Potential energy calculations were used to estimate the energetically favorable conformers and to describe the wide range of helices which the polymer can adopt. No unique conformer was found to satisfy all NMR constraints and only ensemble averaged Nuclear Overhauser enhancements could correctly simulate the experimental data. Due to the wide range of conformations which can be sampled, the polysaccharide is suggested to exit predominantly as a random coil in solution. The spatial organization of the polysaccharide structures can be defined by consecutive fragments which have well-defined helical parameters .
The cross reactivity of IgMNov with both the α(2→8) NeuAC polymer and poly(A) can be rationalized since they both can adopt similar helices. For both polymers, helices having 9 residues per repeat are shown.

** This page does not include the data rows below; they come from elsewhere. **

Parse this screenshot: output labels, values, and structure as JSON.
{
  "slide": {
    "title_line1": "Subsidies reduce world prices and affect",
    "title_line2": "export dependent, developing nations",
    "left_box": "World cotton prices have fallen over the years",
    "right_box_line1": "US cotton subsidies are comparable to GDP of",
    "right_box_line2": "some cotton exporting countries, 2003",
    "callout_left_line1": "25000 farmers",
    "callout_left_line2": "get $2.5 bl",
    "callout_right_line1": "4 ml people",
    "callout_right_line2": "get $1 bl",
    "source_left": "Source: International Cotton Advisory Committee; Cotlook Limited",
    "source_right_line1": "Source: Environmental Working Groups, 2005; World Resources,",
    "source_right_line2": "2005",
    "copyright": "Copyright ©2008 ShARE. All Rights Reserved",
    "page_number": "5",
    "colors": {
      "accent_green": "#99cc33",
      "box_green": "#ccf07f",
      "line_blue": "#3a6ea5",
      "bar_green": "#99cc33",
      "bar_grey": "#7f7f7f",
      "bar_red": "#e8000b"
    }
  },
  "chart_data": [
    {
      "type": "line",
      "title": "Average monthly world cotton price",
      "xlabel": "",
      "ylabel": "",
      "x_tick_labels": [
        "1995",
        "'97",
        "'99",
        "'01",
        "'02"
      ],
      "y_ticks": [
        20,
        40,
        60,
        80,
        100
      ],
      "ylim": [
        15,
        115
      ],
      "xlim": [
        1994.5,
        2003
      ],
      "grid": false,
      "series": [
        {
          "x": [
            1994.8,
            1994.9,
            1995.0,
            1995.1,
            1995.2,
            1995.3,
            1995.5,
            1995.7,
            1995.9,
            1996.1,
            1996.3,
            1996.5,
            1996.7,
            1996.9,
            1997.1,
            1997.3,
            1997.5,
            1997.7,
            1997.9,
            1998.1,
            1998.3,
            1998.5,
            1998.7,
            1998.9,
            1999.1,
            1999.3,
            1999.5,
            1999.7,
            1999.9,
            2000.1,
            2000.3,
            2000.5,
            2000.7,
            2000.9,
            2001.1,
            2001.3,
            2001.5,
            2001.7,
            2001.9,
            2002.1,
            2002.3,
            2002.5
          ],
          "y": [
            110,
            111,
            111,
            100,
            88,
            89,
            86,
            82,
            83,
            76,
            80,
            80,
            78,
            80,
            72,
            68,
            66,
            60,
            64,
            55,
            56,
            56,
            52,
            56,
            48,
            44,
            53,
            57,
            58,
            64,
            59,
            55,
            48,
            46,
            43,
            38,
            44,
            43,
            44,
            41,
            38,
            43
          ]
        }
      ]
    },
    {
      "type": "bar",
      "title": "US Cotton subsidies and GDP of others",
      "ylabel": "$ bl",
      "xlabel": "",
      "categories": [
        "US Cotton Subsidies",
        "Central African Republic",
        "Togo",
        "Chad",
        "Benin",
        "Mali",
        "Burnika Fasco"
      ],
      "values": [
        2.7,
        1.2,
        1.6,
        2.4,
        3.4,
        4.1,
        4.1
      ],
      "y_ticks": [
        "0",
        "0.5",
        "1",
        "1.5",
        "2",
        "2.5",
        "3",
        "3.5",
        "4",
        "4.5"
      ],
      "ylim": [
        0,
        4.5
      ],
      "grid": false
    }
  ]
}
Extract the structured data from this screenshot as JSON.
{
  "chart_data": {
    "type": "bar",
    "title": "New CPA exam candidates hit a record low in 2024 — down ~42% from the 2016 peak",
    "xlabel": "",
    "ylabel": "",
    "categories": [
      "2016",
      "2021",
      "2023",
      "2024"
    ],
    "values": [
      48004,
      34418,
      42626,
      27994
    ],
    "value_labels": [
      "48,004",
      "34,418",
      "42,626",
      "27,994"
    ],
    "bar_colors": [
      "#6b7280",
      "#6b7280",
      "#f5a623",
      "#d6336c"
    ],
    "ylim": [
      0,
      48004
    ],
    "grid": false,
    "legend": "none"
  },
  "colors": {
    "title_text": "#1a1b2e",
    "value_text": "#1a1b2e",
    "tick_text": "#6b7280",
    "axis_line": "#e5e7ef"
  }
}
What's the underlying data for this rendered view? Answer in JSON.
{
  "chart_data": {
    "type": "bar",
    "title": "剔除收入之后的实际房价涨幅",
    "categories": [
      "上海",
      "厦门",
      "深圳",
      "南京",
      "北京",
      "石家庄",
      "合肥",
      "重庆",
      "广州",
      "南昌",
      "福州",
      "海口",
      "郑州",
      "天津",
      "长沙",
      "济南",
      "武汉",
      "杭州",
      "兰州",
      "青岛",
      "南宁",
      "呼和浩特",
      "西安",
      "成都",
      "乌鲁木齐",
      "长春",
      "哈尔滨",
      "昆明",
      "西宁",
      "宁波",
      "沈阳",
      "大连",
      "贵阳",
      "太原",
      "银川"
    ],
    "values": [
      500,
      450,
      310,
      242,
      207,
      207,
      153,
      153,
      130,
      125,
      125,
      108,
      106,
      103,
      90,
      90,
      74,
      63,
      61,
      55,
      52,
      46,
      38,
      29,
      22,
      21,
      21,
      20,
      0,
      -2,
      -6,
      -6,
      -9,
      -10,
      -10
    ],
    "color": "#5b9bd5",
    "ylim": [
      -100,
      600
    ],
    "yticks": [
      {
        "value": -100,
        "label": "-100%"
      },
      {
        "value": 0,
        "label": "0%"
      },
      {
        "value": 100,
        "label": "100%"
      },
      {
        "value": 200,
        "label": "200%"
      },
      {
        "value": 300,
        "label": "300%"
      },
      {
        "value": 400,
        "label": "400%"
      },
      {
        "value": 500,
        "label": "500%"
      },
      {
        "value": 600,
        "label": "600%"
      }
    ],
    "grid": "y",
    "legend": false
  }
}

There is not only a similarity in the spatial distribution of charges between the carboxyl groups of the α(2→8)-linked sialic acid and the phosphate group of poly(A) but also a striking resemblance between the helical parameters of both polymers. This observation would tend to suggest that the conformational epitope occurs within one turn of the helix of the α(2→8)-linked sialic acid oo poly(A). However, this investigation does not provide any indication of the exact number of residues within this helix that actually bind to group B polysaccharide specific antibodies.
The unusual length requirement of α(2→8)-linked sialic acid oligosaccharides to bind to group B meningococcal polysaccharide specific antibodies can also be rationalized. It has been observed that a least a decasaccharide was needed to inhibit or bind to these antibodies. Moreover for large oligomers of up to 17 sialic acid residues the inhibitory properties did not maximize but steadily progressed with increasing size. Such a continued increase in binding above 10 units could be attributed to the length stabilization of the epitope, i.e. the increased probability of the presence of the epitope.